Kasus dugaan suap penerimaan mahasiswa baru Universitas Lampung (Unila) jalur seleksi mandiri tahun akademik (TA) 2022/2023 yang menjerat pimpinan tinggi Unila sebagai tersangka menuai berbagai kritik. Tak sedikit pihak yang meminta pelaksanaan seleksi jalur mandiri di perguruan tinggi dievaluasi, bahkan dihentikan.
Anggota Ombudsman Indraza Marzuki Rais mengatakan, pelaksanaan penerimaan mahasiswa baru melalui jalur mandiri sesuai dengan ketentuan perundang-undangan yang berlaku.
"Memang ada aturannya yang membolehkan universitas negeri membuka jalur mandiri, kenapa? Karena status sudah BHMN, di mana mereka mempunyai otoritas, kewenangan, terkait dengan keuangan. Dan ini yang sebetulnya sah-sah saja," kata Indraza kepada wartawan di Kantor Ombudsman RI, Kuningan, Jakarta Selatan, Kamis (25/8).
Indraza mengatakan, kewenangan yang dimiliki universitas berstatus BHMN (Badan Hukum Milik Negara) untuk mengatur tata kelolanya sendiri ini perlu diawasi. Menurutnya, kasus dugaan suap di Unila jadi salah satu contoh minimnya program pengawasan untuk mencegah terjadinya praktik korupsi di satuan pendidikan tinggi.
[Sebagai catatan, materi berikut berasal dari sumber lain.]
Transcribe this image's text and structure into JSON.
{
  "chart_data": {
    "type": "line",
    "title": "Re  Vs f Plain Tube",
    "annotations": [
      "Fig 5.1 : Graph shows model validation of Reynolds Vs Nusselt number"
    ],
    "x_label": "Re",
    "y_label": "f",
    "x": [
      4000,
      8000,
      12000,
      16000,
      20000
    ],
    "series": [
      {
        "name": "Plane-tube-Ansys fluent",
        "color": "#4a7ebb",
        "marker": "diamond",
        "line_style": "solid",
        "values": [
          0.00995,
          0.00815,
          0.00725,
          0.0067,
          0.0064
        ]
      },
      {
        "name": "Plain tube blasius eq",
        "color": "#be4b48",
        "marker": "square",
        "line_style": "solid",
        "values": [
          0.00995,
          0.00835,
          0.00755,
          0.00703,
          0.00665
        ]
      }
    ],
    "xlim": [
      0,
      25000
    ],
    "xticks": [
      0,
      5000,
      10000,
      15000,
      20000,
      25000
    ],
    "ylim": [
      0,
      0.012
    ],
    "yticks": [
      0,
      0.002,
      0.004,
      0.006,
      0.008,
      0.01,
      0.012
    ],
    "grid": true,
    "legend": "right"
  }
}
"Pengawasan terhadap proses jalur mandiri itu, itu yang paling penting sebetulnya, dan juga pengelolaan tata kelola di universitas itu. Itu yang jadi kendala kan sekarang," ujarnya.
Diakui Indraza, lembaga pengawas pelayanan publik seperti KPK, Ombudsman, BPK, BPKP belum melakukan pengawasan secara terkoordinir.
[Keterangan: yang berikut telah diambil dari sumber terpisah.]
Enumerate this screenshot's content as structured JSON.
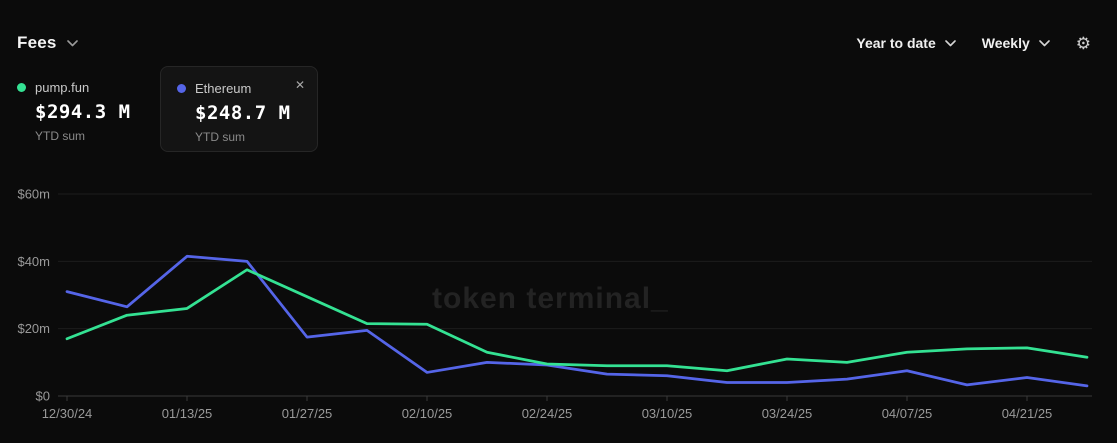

"Harusnya berbagai lembaga pengawas pelayanan publik, harusnya ada kerja sama antarlembaga, namun ini masih kurang," terang Indraza.
Oleh sebab itu, ia berharap lembaga-lembaga ini akan berkoordinasi untuk mencegah kejadian serupa berulang.
"Kami harap sebetulnya program pencegahan baik maladministrasi maupun korupsi itu harusnya bisa dilakukan oleh semua lembaga," pungkasnya.
Sebelumnya diberitakan, KPK menetapkan empat orang sebagai tersangka kasus dugaan suap penerimaan mahasiswa baru Unila jalur seleksi mandiri tahun akademik (TA) 2022/2023, Minggu (21/8). Salah satunya, Karomani.
Dua pejabat kampus lainnya juga berstatus tersangka, yakni Wakil Rektor I Bidang Akademik Unila, Heryandi, dan Ketua Senat Unila, Muhammad Basri (MB). Sementara itu, seorang lainnya dari swasta, Andi Desfiandi.
Atas perbuatannya sebagai penerima suap, Karomani dan kedua rekannya disangkakan melanggar Pasal 12 huruf a atau huruf b atau Pasal 11 Undang-Undang (UU) Nomor 31 Tahun 199 tentang Pemberantasan Tindak Pidana Korupsi (Tipikor) sebagaimana telah diubah dengan UU Nomor 20 Tahun 2001 jo Pasal 55 ayat (1) ke-1 KUHP.
Adapun Andi, yang merupakan pemberi suap, dijerat Pasal 5 ayat (1) huruf a atau Pasal 5 ayat (1) huruf b atau Pasal 13 UU Tipikor.